Jean-Jacques Urvoas jugé par la CJR ? L’ombre d’un doute Par Cécile Bargues
La mise en examen de Jean Jacques Urvoas par la Cour de Justice de la République remet en lumière un privilège de juridiction dont la suppression est prévue par le projet de révision constitutionnelle. La procédure étant particulièrement lente devant cette juridiction atypique, que deviendraient, en cas de disparition de la CJR, les affaires pendantes ?
The french Law Court of the Republic has recently reappeared back on stage due to the recent indictment of Jean Jacques Urvoas, the former Minister of Justice. This prosecution is taking place while a draft constitutional law contemplates removing this court specialized in assessing the criminal responsibility of members of government. The slow pace of the procedure before this court raises the question of the future of pending cases.
Cécile Guérin-Bargues, Professeur de droit public à l’Université Paris Nanterre. Centre de Théorie et d’Analyse du Droit / Institut Michel Villey
La mise en examen pour « violation du secret professionnel » de l’ancien garde des sceaux Jean-Jacques Urvoas, le mardi 19 juin par la commission d’instruction de la Cour de Justice de la République (CJR) remet sur le devant de la scène une institution contestable et contestée. « Fille naturelle de l’affaire du sang contaminé » [1], la CJR a été créée par la loi constitutionnelle du 27 juillet 1993 afin de rapprocher du droit commun le régime juridique des actes délictueux ou criminels commis par les ministres dans l’exercice de leurs fonctions. Toutefois, elle est restée de ce point vue au milieu du gué, puisqu’elle demeure un privilège de juridiction : si les actes ministériels répréhensibles sont soumis à l’application du droit pénal et de la procédure pénale, ils n’en sont pas moins jugés par une cour au sein de laquelle siègent, aux côtés de trois magistrats de l’ordre judiciaire, douze parlementaires désignés par leurs pairs. Nous ne reviendrons pas, pour l’avoir déjà fait à maintes reprises [2], sur la nécessité de supprimer cette juridiction baroque fondée sur le postulat que l’on peut à la fois poser le principe de la responsabilité pénale des ministres et la faire sanctionner par une juridiction politique. L’affaire Urvoas, qui intervient dans un contexte de possible suppression de la CJR, offre cependant l’occasion de revenir sur la procédure de cette juridiction atypique qui, source de lenteur (I) et de complexité (II), pose de manière particulièrement aigüe le problème du destin des affaires pendantes (III).

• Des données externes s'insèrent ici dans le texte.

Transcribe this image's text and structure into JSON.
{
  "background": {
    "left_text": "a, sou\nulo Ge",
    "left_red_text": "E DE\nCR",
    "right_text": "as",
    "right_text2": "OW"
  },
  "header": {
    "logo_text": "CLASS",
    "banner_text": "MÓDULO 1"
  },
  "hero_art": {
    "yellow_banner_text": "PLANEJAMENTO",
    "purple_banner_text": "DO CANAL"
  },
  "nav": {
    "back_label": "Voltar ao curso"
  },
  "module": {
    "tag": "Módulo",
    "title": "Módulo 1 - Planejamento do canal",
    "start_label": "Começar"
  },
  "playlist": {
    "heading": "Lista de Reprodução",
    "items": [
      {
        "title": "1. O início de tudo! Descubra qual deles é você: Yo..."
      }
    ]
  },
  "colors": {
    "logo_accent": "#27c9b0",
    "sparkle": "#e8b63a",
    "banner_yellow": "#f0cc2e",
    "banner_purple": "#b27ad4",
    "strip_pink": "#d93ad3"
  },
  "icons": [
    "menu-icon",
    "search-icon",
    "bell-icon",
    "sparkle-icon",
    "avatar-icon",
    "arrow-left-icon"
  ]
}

1. Une procédure chronophage
Commençons par rappeler les faits de cette affaire Urvoas, jusqu’ici saisie par deux des trois composantes de cette juridiction tripartite qui, régulièrement menacée de disparition, semble paradoxalement avoir l’éternité devant elle: la commission des requêtes et la commission d’instruction.
Depuis septembre 2016, M. Solère, député des Hauts de Seine, fait l’objet d’une enquête préliminaire ouverte par le parquet de Nanterre pour « fraude fiscale, blanchiment, corruption, trafic d’influence et recel d’abus de biens sociaux » [3]. Lors d’une perquisition menée à son domicile en juin 2017 dans le cadre de cette procédure, l’Office central de lutte contre la corruption et les infractions financières et fiscales avait saisi « une note confidentielle émanant de la Direction des affaires criminelles et des grâces détaillant les investigations en cours à son sujet » [4] qui lui auraient été communiquée par Jean-Jacques Urvoas, alors Garde des Sceaux, en violation du secret professionnel protégé par l’article 226-13 du code pénal [5]. Ces éléments susceptibles d’engager la responsabilité pénale du ministre avaient alors été transmis à la commission des requêtes de la CJR. Instance sui generis, dont l’intervention suspend les délais de prescription et dotée d’une composition originale – trois magistrats du siège à la Cour de cassation, deux conseillers d’Etat et deux conseillers maîtres à la Cour des comptes – la commission des requêtes est en effet seul juge de l’opportunité des poursuites. Le 16 janvier, elle rendit un avis favorable à la saisine de la commission d’instruction, ce qui fut fait dès le lendemain par le Procureur général près la Cour de cassation.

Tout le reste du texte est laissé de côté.